What does Lila actually mean?
Lila (लीला) is a Sanskrit word usually translated as 'play' or 'divine play'. In Hindu thought it describes existence itself as a creative, spontaneous unfolding rather than a grim sequence of duties. The invitation is simple: meet your day with a little more curiosity and a little less heaviness, treating its turns as part of a larger, living game you are inside of.
Is Lila a religion, a philosophy, or a board game?
It is first a philosophical idea from ancient Indian texts, and over the centuries it also became a board game popularised in the West by Harish Johari. We share both as cultural and historical context, not as a doctrine to adopt. Take what is useful to you and leave the rest.
How can I bring the spirit of Lila into an ordinary day?
Start small.
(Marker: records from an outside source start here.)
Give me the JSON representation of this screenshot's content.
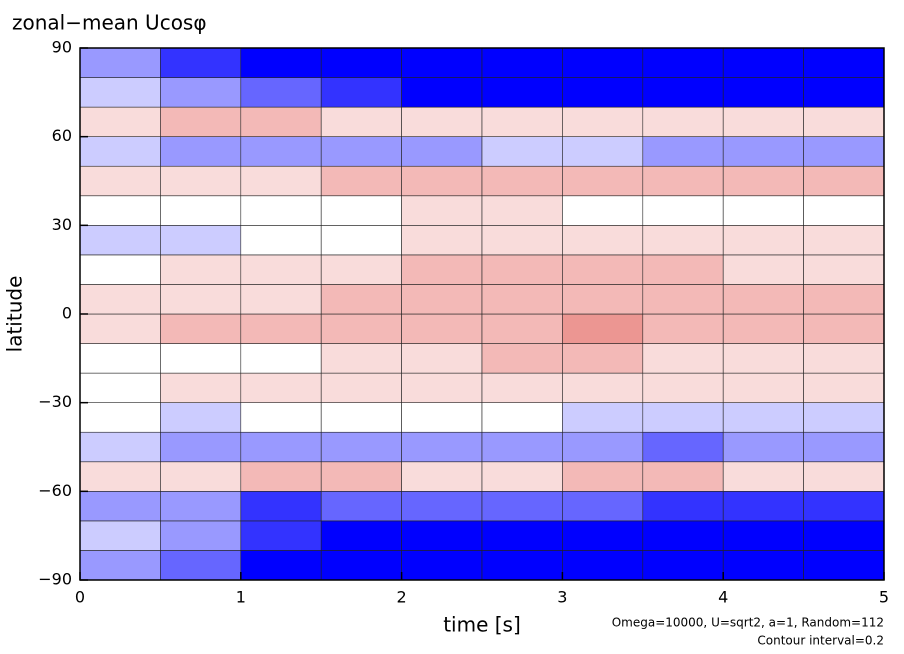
{
  "chart_data": {
    "type": "heatmap",
    "title": "zonal−mean Ucosφ",
    "xlabel": "time [s]",
    "ylabel": "latitude",
    "notes": [
      "Omega=10000, U=sqrt2, a=1, Random=112",
      "Contour interval=0.2"
    ],
    "x_edges": [
      0,
      0.5,
      1,
      1.5,
      2,
      2.5,
      3,
      3.5,
      4,
      4.5,
      5
    ],
    "y_edges": [
      -90,
      -80,
      -70,
      -60,
      -50,
      -40,
      -30,
      -20,
      -10,
      0,
      10,
      20,
      30,
      40,
      50,
      60,
      70,
      80,
      90
    ],
    "z": [
      [
        -0.4,
        -0.6,
        -1.2,
        -1.4,
        -1.4,
        -1.4,
        -1.4,
        -1.4,
        -1.4,
        -1.4
      ],
      [
        -0.2,
        -0.4,
        -0.8,
        -1,
        -1.2,
        -1.2,
        -1.2,
        -1.2,
        -1.2,
        -1.2
      ],
      [
        -0.4,
        -0.4,
        -0.8,
        -0.6,
        -0.6,
        -0.6,
        -0.6,
        -0.8,
        -0.8,
        -0.8
      ],
      [
        0.2,
        0.2,
        0.4,
        0.4,
        0.2,
        0.2,
        0.4,
        0.4,
        0.2,
        0.2
      ],
      [
        -0.2,
        -0.4,
        -0.4,
        -0.4,
        -0.4,
        -0.4,
        -0.4,
        -0.6,
        -0.4,
        -0.4
      ],
      [
        0,
        -0.2,
        0,
        0,
        0,
        0,
        -0.2,
        -0.2,
        -0.2,
        -0.2
      ],
      [
        0,
        0.2,
        0.2,
        0.2,
        0.2,
        0.2,
        0.2,
        0.2,
        0.2,
        0.2
      ],
      [
        0,
        0,
        0,
        0.2,
        0.2,
        0.4,
        0.4,
        0.2,
        0.2,
        0.2
      ],
      [
        0.2,
        0.4,
        0.4,
        0.4,
        0.4,
        0.4,
        0.6,
        0.4,
        0.4,
        0.4
      ],
      [
        0.2,
        0.2,
        0.2,
        0.4,
        0.4,
        0.4,
        0.4,
        0.4,
        0.4,
        0.4
      ],
      [
        0,
        0.2,
        0.2,
        0.2,
        0.4,
        0.4,
        0.4,
        0.4,
        0.2,
        0.2
      ],
      [
        -0.2,
        -0.2,
        0,
        0,
        0.2,
        0.2,
        0.2,
        0.2,
        0.2,
        0.2
      ],
      [
        0,
        0,
        0,
        0,
        0.2,
        0.2,
        0,
        0,
        0,
        0
      ],
      [
        0.2,
        0.2,
        0.2,
        0.4,
        0.4,
        0.4,
        0.4,
        0.4,
        0.4,
        0.4
      ],
      [
        -0.2,
        -0.4,
        -0.4,
        -0.4,
        -0.4,
        -0.2,
        -0.2,
        -0.4,
        -0.4,
        -0.4
      ],
      [
        0.2,
        0.4,
        0.4,
        0.2,
        0.2,
        0.2,
        0.2,
        0.2,
        0.2,
        0.2
      ],
      [
        -0.2,
        -0.4,
        -0.6,
        -0.8,
        -1,
        -1.2,
        -1.2,
        -1.2,
        -1.2,
        -1.2
      ],
      [
        -0.4,
        -0.8,
        -1.2,
        -1.4,
        -1.4,
        -1.4,
        -1.4,
        -1.4,
        -1.4,
        -1.4
      ]
    ],
    "negative_color": "#0000ff",
    "zero_color": "#ffffff",
    "positive_color": "#e0504a",
    "clim": [
      -1,
      1
    ],
    "xlim": [
      0,
      5
    ],
    "xticks": [
      0,
      1,
      2,
      3,
      4,
      5
    ],
    "ylim": [
      -90,
      90
    ],
    "yticks": [
      {
        "value": -90,
        "label": "−90"
      },
      {
        "value": -60,
        "label": "−60"
      },
      {
        "value": -30,
        "label": "−30"
      },
      0,
      30,
      60,
      90
    ]
  }
}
Choose one routine moment and meet it with full attention instead of autopilot. Stay curious when plans shift, look for something playful in the mundane, and let a daily ritual mark the change of pace, lighting incense before you sit, holding a mala while you breathe, or pausing with a cup of tea at first light. The aim is presence, not perfection.
Do I need the board game to practise Lila?
No. The game is one reflective tool among many, and it is traditionally played with an experienced guide who helps interpret the squares. The deeper practice is a way of seeing: approaching life's challenges and joys with mindfulness, openness, and a sense of play. You can begin with that today, with nothing to buy.
Will Lila tell me what is going to happen in my life?
Lila is not fortune-telling, and we would gently steer you away from anything that hands your decisions to a roll of the dice. It works the other way round: as a mirror for self-reflection. The questions it raises about meaning, happiness, and direction are yours to sit with. The agency, and the answers, stay with you.
How do objects like incense, a mala, or a singing bowl fit into this?
They are quiet anchors, not magic. The tradition pairs an object with an intention: you name what you mean to practise, and the object keeps the note through the day. A singing bowl can open a moment of stillness, incense can mark the start of reflection, a mala can hold the rhythm of a breath. The object supports the practice; the practice is yours.